При первых моих словах отец бросился ко мне с таким видом, будто хотел убить меня, но я стоял у дверей, лучи яркого заходящего солнца образовали как бы нимб вокруг моей головы, а открытая дверь в коридор дала вдруг необычную акустику моему голосу. (Все это по рассказам наших слуг — латышей. Сам я после отцовской затрещины не помню всего этого.)
Прежде чем мой отец успел что-либо предпринять, добрая половина наших людей встала вдруг на колени и принялась бить мне земные поклоны. Личные отцовские телохранители повисли на нем и принялись умолять своего господина — покаяться и немедля просить прощения у Короля Лета.
При этом они держали пальцы оберегом, который, по мнению латышей, спасает грешников от кары "старых" богов.
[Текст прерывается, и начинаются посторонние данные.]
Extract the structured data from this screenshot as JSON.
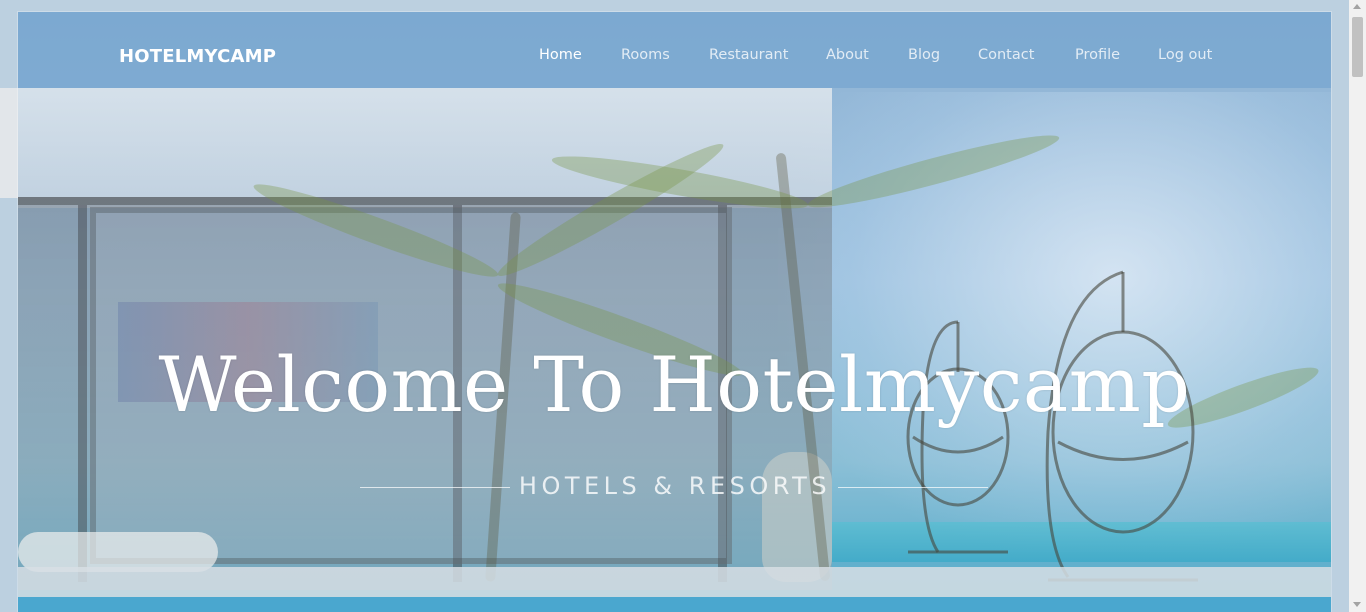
{
  "header": {
    "logo": "HOTELMYCAMP"
  },
  "nav": {
    "items": [
      {
        "label": "Home",
        "active": true
      },
      {
        "label": "Rooms",
        "active": false
      },
      {
        "label": "Restaurant",
        "active": false
      },
      {
        "label": "About",
        "active": false
      },
      {
        "label": "Blog",
        "active": false
      },
      {
        "label": "Contact",
        "active": false
      },
      {
        "label": "Profile",
        "active": false
      },
      {
        "label": "Log out",
        "active": false
      }
    ]
  },
  "hero": {
    "title": "Welcome To Hotelmycamp",
    "subtitle": "HOTELS & RESORTS"
  },
  "colors": {
    "header_overlay": "#6ea0cd",
    "text": "#ffffff",
    "pool": "#4aa7cf"
  },
  "icons": {
    "scroll_up": "scroll-up-arrow-icon",
    "scroll_down": "scroll-down-arrow-icon"
  }
}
В первый миг отец не знал, что и делать, — но латыши шептали древние молитвы, прося прощения у Иного Короля Лета, за то, что их повелитель поднял на него руку, объясняя это происками Перконса-Лиетуониса — покровителя и "отца" злобных литовцев.
Отец, сперва все порывавшийся вырваться из рук собственных слуг и расправиться со мной, постепенно приутих, прислушиваясь к нашептываниям стариков, а затем стряхнул с себя своих охранников, обернулся к матушке, выразительно всплеснул руками, но быстро и сухо прочел языческую молитву Иному Королю Лета и вышел на улицу, чуток сдвинув меня с дороги.
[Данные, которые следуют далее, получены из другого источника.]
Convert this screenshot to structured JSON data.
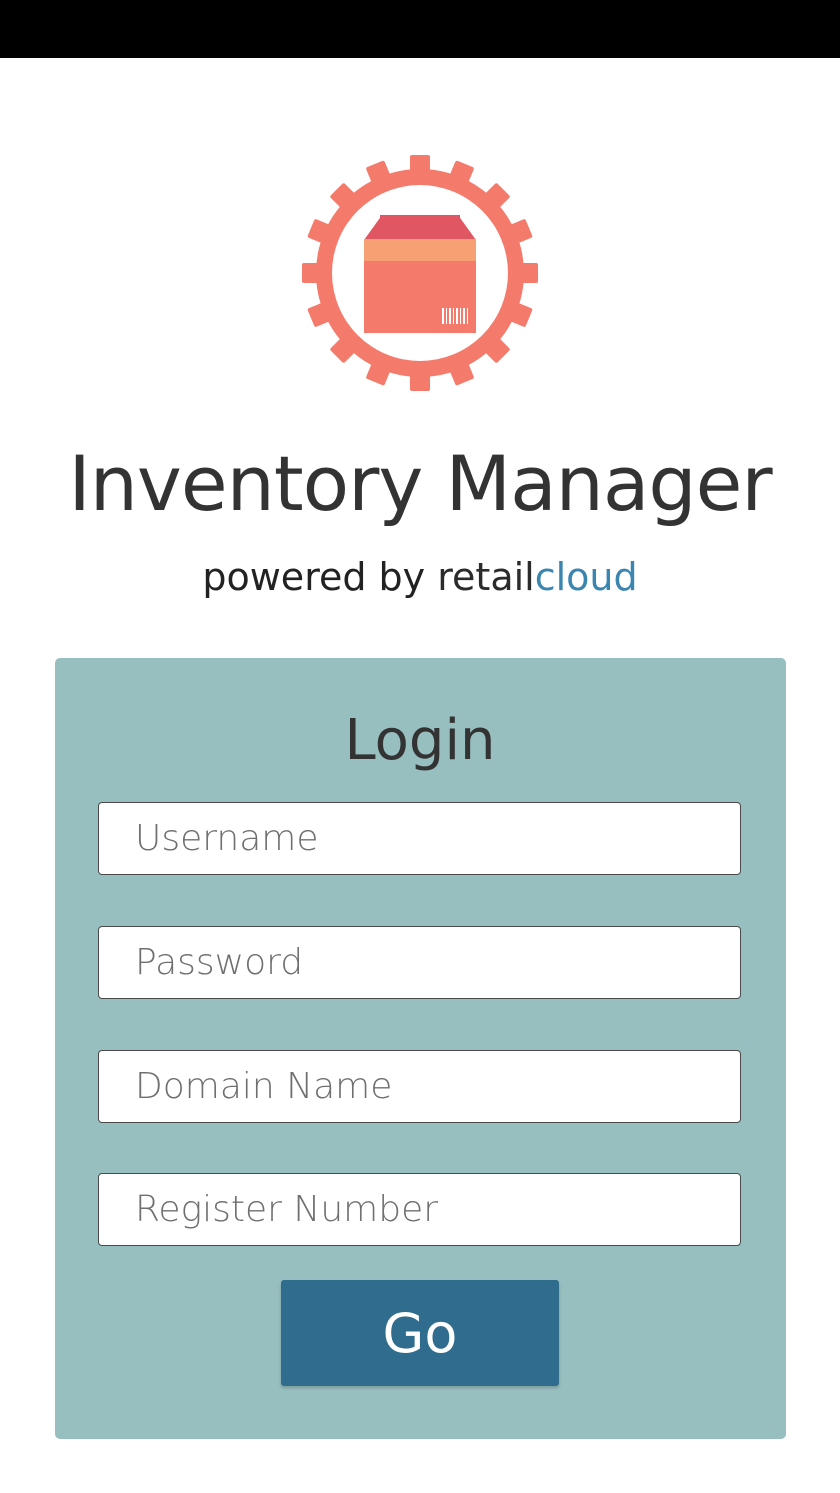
{
  "app": {
    "title": "Inventory Manager",
    "powered_by": "powered by",
    "brand_part1": "retail",
    "brand_part2": "cloud"
  },
  "login": {
    "heading": "Login",
    "username_placeholder": "Username",
    "password_placeholder": "Password",
    "domain_placeholder": "Domain Name",
    "register_placeholder": "Register Number",
    "submit_label": "Go"
  },
  "colors": {
    "status_bar": "#000000",
    "logo_coral": "#f47b6b",
    "logo_box_top": "#e05763",
    "card_background": "#98bfc0",
    "button_background": "#2f6c8d",
    "brand_cloud": "#3a86b0"
  },
  "icons": {
    "logo": "gear-with-box-icon"
  }
}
Матушка, по рассказам, сперва была поражена такой невероятной переменой в слугах, но живо выяснила, что мой отец в день Солнцеворота, по общим понятиям, совершил святотатство, ударив Сына Лиго (ибо я родился 24 июня!), и теперь — обязан замолить свой грех, принеся жертвы Господину Того Мира.
Матушка, услыхав этакие новости, долго смотрела на распростершихся передо мной людей с таким видом, будто увидала перед собой разверстую пропасть, а немного придя в себя, даже изволила милостиво улыбнуться, но и взглянула на меня с нескрываемым ужасом и опаской. Но с еще большей опаской она разглядывала всех этих фанатиков. До этого дня она и представить себе не могла, — насколько тонок слой лютеранства и паровиков, "намазанный" на толщу языческих верований латышской деревни.